Le site, une tente où l'ONG était clairement identifiée, se trouvait à 22 mètres de l'impact. Il venait de fermer pour la journée au moment du raid.

Discussion avec la coalition

L'analyse des communications entre l'ONG et la coalition montre que MSF est entrée en contact à huit reprises le jour du raid avec les Saoudiens par mail, téléphone ou fax. Lors du dernier contact, une heure avant le bombardement, la coalition lui demande de lui donner à nouveau les coordonnées GPS de l'hôpital et de la clinique qu'elle gère.

A deux reprises, elle rassure l'organisation sur le fait que les bombardements ne se rapprocheront pas de ces deux sites. Depuis, MSF reste active à Taëz où elle a notamment aidé plus de 10'000 blessés depuis juillet 2015, dont près de 1000 en août dernier.

Dans l'autre incident en août à Abs, un raid contre un hôpital a tué 19 personnes, dont un membre de MSF, et blessé plus de 20 personnes. Au moment de l'attaque, plus de 70 patients étaient admis dans cet établissement. L'impact a eu lieu sur un véhicule civil qui était sur le site quelques minutes auparavant.

"Attaque injustifiée"

MSF conclut à une "attaque injustifiée" et "illégitime" par la coalition qui a reconnu sa responsabilité par téléphone quelques minutes après le raid. Les Saoudiens ont indiqué avoir ciblé le véhicule.
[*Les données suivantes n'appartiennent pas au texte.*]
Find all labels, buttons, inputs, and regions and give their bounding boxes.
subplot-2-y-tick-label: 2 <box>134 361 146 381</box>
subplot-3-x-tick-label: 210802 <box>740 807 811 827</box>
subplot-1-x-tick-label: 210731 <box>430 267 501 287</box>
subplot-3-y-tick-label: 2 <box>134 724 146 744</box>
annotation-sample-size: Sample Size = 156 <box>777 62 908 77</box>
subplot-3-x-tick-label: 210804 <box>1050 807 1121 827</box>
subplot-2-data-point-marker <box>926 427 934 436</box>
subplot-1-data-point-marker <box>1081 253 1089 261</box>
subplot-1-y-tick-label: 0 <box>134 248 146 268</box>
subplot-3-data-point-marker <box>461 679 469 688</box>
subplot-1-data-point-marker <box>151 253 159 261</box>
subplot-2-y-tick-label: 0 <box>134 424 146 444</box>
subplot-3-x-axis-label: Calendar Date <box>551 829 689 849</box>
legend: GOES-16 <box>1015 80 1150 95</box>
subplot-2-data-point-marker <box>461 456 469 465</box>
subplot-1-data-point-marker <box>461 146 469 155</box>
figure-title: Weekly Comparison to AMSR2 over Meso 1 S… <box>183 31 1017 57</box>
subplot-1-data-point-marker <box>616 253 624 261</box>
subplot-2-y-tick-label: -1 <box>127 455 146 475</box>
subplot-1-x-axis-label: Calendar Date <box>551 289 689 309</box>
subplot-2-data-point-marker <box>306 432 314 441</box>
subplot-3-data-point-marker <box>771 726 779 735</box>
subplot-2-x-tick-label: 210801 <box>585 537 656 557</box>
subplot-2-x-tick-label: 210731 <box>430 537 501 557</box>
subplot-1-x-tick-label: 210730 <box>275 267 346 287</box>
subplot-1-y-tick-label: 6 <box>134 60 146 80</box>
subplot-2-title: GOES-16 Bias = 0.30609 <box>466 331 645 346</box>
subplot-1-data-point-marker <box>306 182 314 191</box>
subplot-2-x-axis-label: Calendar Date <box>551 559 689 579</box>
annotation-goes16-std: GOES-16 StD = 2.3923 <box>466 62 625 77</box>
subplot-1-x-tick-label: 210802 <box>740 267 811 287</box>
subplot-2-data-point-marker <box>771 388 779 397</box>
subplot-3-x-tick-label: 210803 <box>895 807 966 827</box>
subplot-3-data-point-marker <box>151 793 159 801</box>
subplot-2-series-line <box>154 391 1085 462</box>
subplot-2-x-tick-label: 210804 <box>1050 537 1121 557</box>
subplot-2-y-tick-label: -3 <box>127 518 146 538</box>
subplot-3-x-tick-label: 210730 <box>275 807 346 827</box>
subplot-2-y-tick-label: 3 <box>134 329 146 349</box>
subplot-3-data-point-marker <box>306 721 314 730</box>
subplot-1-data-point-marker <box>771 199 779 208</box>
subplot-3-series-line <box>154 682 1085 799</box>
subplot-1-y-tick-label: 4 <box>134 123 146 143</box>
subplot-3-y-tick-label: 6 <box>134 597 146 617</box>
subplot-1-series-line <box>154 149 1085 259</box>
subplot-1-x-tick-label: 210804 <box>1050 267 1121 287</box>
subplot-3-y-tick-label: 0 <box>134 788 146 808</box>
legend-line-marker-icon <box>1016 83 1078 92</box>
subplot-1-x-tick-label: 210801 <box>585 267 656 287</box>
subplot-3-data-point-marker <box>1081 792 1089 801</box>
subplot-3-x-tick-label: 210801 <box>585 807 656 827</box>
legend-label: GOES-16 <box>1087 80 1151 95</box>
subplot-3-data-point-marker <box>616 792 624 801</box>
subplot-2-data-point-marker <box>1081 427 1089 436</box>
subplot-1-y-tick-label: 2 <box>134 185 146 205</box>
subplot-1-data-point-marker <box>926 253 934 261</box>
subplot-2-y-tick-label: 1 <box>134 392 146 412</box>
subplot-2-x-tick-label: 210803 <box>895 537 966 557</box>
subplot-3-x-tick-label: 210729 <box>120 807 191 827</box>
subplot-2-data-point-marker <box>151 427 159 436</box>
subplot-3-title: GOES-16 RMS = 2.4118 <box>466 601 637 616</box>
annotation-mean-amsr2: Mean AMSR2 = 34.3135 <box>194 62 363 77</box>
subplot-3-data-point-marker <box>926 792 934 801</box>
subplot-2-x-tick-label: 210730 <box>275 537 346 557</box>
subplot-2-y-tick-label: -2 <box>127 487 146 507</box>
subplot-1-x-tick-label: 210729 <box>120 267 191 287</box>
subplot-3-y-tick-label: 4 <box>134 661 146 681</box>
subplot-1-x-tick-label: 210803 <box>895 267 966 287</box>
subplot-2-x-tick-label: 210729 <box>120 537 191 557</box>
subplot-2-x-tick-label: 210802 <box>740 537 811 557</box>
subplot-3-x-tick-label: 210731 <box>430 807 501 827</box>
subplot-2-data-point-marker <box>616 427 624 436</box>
L'hôpital fonctionnait pleinement et sa protection par le droit international humanitaire (DIH) ne devait pas être remise en cause. Il était identifié et sa neutralité n'avait pas été compromise. Plus de 12'000 patients ont été pris en charge dans ce site de juillet 2015 à juillet dernier.

Ces rapports ont été dévoilés par l'ONG à quelques jours du premier anniversaire lundi du bombardement américain qui a fait 42 tués à l'hôpital de Kunduz, en Afghanistan. Le président américain Barack Obama avait présenté ses excuses, mais les Etats-Unis avaient rejeté toute accusation de crime de guerre.